Analisando o adversário do Brasil nas oitavas-de-final da Copa do Mundo, jogadores como Kaká e Juninho Pernambucano destacaram "a velocidade e força física" da equipe de Gana. Outros, como Zé Roberto, apontaram vantagens de enfrentar os africanos "porque eles jogam e deixam jogar, chegam a ser até ser irresponsáveis na marcação e isso pode facilitar o jogo para o Brasil".

Opiniões à parte, a verdade é que Gana, em seu primeiro Mundial, despachou equipes experientes, como a República Tcheca, tida como uma das candidatas a fazer boa campanha no Mundial, e os Estados Unidos, que se não são reconhecidos pela qualidade técnica, têm evoluído desde que realizaram a Copa em 1994.

Dos 23 jogadores do elenco ganense, 14 atletas atuam no futebol europeu, sendo que nove destes em países de primeira linha: três na Itália e na Alemanha, um na França, um na Inglaterra e um na Holanda. Dois dos destaques do time são o meio-campo Essien, que joga no Chelsea, bicampeão inglês, que não enfrentará o Brasil por estar suspenso, e o também meio-campista Appiah, que defende o Fenerbahce, da Turquia.

Mas se os destaques de Gana não podem nem em sonho serem comparados aos craques brasileiros, o sentimento vivido pelos jogadores africanos vai além das fronteiras de seu país. "Nós agora representamos não só Gana, mas todo o continente africano. Vamos enfrentar o Brasil, será um jogo interessante, mas nós não tememos ninguém. Esse time pode ter um longo caminho pela frente", garantiu Appiah, o "homem do jogo" eleito pela Fifa na vitória sobre os norte-americanos por 2 x 1, quinta-feira.
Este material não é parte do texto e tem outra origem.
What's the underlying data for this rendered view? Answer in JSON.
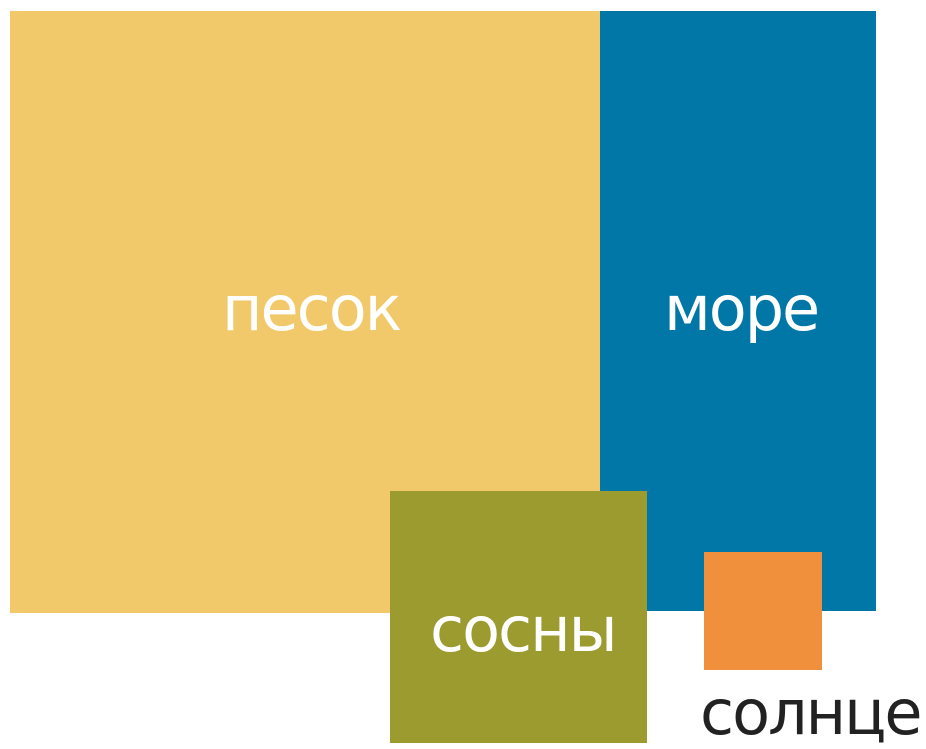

O goleiro Richard Kingson, que joga no Ankaraspor, da Turquia, também demonstrou preocupação em encarar os pentacampeões. "Claro que podemos vencer o Brasil. Nós viemos aqui para ganhar a Copa", exagerou. Mas foi o técnico sérvio Ratomar Dujkovic quem melhor definiu a perigosa estratégia ganense. "Estamos muito felizes por enfrentar o Brasil, o melhor time do mundo, mas não temos nada a perder", disse o treinador, assumindo a postura de franco atirador.

Resta saber se Gana vai enfrentar o Brasil no melhor estilo "irresponsável" do futebol africano, aquele que joga e deixa jogar, ataca em bloco e deixa enormes espaços para os contra-ataques. Ou se vai adotar uma postura defensiva, respeitando a superioridade brasileira, como fez a Croácia na estréia da Copa contra o Brasil.